BALTIMORE, MD, September 19, 2022 – New audio is available for media use featuring Anna Mayo, an assistant professor of Organizational Behavior at Carnegie Mellon University. She discusses the post-pandemic workforce entering a new era of hybrid work and team optimization. This content is made available by INFORMS, the largest association for the decision and data sciences. What follows are 4 questions and responses. These responses were provided on September 16, 2022.
Question 1: In this post-pandemic era, how has the nature of work changed?
Time Cue: 0:21, Soundbite Duration: :57
“For decades now, organizations have been using teams whose members are virtual and or geographically distributed, but the restrictions associated with Covid 19 really have exacerbated the adoption of this virtual or remote work. So, in many ways we've seen a continuation maybe at an exaggerated rate of trends that were already unfolding, and these are trends not just towards virtual teams, but really towards broadly new team forms that have been enabled by new technologies and by specialization. So, for example, we see dynamic team membership with people coming and going as the needs of a project evolve, or the stretching of people across many teams at once, and these new team forms are much less stable and less clearly delineated than traditional teams, which can have particularly important implications for the individuals in the team as well as the teams themselves and the organizations in which they operate.”
Question 2: How has the hybrid workforce evolved during this time?
Time Cue: 1:24, Soundbite Duration: :39
“Just how much work is remote has been fluctuating as the pandemic has also evolved. But at this point there's some variability in terms of preference and the possibility of remote work by industry. What seems to be emerging as a consensus is that there is an increase in preference for having remote work options. One working paper suggested in U.S. workers desire nearly half of their work days to be remote, though notably employers on the other hand seem to be planning for that to be a smaller amount, and so remote work that maybe falls closer to 20 percent of workdays with one-to-two days of remote work where possible for the given job.”
Question 3: Many employers are bringing employees back to the office and the workplace. What is the best way to institute a new hybrid work model to optimize the productivity of teams?

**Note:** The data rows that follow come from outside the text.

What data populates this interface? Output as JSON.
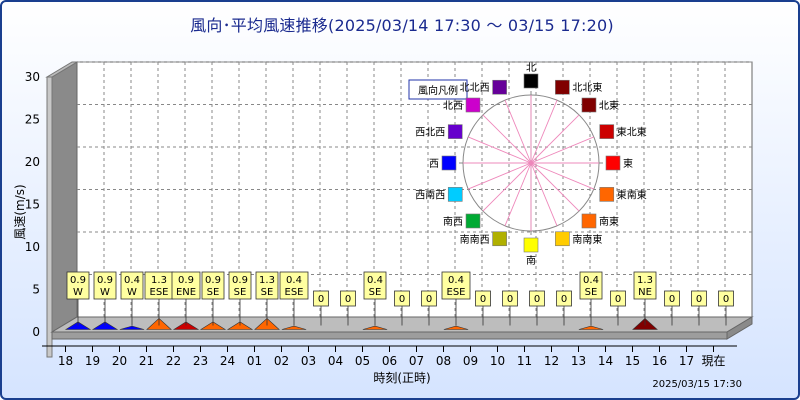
{
  "title": "風向･平均風速推移(2025/03/14 17:30 ～ 03/15 17:20)",
  "chart_data": {
    "type": "bar",
    "ylabel": "風速(m/s)",
    "xlabel": "時刻(正時)",
    "ylim": [
      0,
      30
    ],
    "y_ticks": [
      "0",
      "5",
      "10",
      "15",
      "20",
      "25",
      "30"
    ],
    "grid": true,
    "categories": [
      "18",
      "19",
      "20",
      "21",
      "22",
      "23",
      "24",
      "01",
      "02",
      "03",
      "04",
      "05",
      "06",
      "07",
      "08",
      "09",
      "10",
      "11",
      "12",
      "13",
      "14",
      "15",
      "16",
      "17",
      "現在"
    ],
    "values": [
      0.9,
      0.9,
      0.4,
      1.3,
      0.9,
      0.9,
      0.9,
      1.3,
      0.4,
      0,
      0,
      0.4,
      0,
      0,
      0.4,
      0,
      0,
      0,
      0,
      0.4,
      0,
      1.3,
      0,
      0,
      0
    ],
    "directions": [
      "W",
      "W",
      "W",
      "ESE",
      "ENE",
      "SE",
      "SE",
      "SE",
      "ESE",
      "",
      "",
      "SE",
      "",
      "",
      "ESE",
      "",
      "",
      "",
      "",
      "SE",
      "",
      "NE",
      "",
      "",
      ""
    ],
    "value_labels": [
      "0.9",
      "0.9",
      "0.4",
      "1.3",
      "0.9",
      "0.9",
      "0.9",
      "1.3",
      "0.4",
      "0",
      "0",
      "0.4",
      "0",
      "0",
      "0.4",
      "0",
      "0",
      "0",
      "0",
      "0.4",
      "0",
      "1.3",
      "0",
      "0",
      "0"
    ],
    "timestamp": "2025/03/15 17:30",
    "legend": {
      "title": "風向凡例",
      "placement": "top-right",
      "directions": [
        {
          "code": "N",
          "label": "北",
          "color": "#000000"
        },
        {
          "code": "NNE",
          "label": "北北東",
          "color": "#800000"
        },
        {
          "code": "NE",
          "label": "北東",
          "color": "#800000"
        },
        {
          "code": "ENE",
          "label": "東北東",
          "color": "#cc0000"
        },
        {
          "code": "E",
          "label": "東",
          "color": "#ff0000"
        },
        {
          "code": "ESE",
          "label": "東南東",
          "color": "#ff6600"
        },
        {
          "code": "SE",
          "label": "南東",
          "color": "#ff6600"
        },
        {
          "code": "SSE",
          "label": "南南東",
          "color": "#ffcc00"
        },
        {
          "code": "S",
          "label": "南",
          "color": "#ffff00"
        },
        {
          "code": "SSW",
          "label": "南南西",
          "color": "#b0b000"
        },
        {
          "code": "SW",
          "label": "南西",
          "color": "#00aa33"
        },
        {
          "code": "WSW",
          "label": "西南西",
          "color": "#00ccff"
        },
        {
          "code": "W",
          "label": "西",
          "color": "#0000ff"
        },
        {
          "code": "WNW",
          "label": "西北西",
          "color": "#6600cc"
        },
        {
          "code": "NW",
          "label": "北西",
          "color": "#cc00cc"
        },
        {
          "code": "NNW",
          "label": "北北西",
          "color": "#660099"
        }
      ]
    }
  }
}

Time Cue: 2:09, Soundbite Duration: 1:14
“There's been a lot of talk lately about how many days employees should be in the office, who should overlap on which days. And these are important questions, but the reality is that even without remote work we were stretched across multiple teams, we’re navigating in-person and computer-mediated interactions, and so to me this suggests we should be thinking really carefully about how we manage attention as there's an increased shift towards remote work. So, for example, we should be giving a lot of thought to when to use synchronous versus asynchronous meetings for getting work done. It may be that coordination could be done asynchronously but work that's requiring more intensive collaboration perhaps is going to best unfold in more synchronous environments. And there's some neat evidence here coming from research showing that even when a team is collaborating using asynchronous platforms, the clustering of that work in time such that it looks more synchronous is actually associated with better outcomes for the team. At the same time, we want to make sure that people aren't becoming isolated or falling out of sight and out of mind with these shifts towards remote work. And so teams might need to put into place some scaffolds to make sure that especially for those synchronous meetings there's a bit of a pause to make sure people aren't left out of the loop.”
Question 4: What should employees be expecting of their employers in this new hybrid work environment?
Time Cue: 03:38, Soundbite Duration: :27
“Going forward I think it's reasonable to expect that some form of work from home when it's feasible for the job is going to stick. And so, given that across context one of the keys to success for collaborative work is having clear expectations, as organizations settle on or continue to evolve their policies around remote work, employers but also employees I think would do well to be transparent about what's expected in these new work environments.”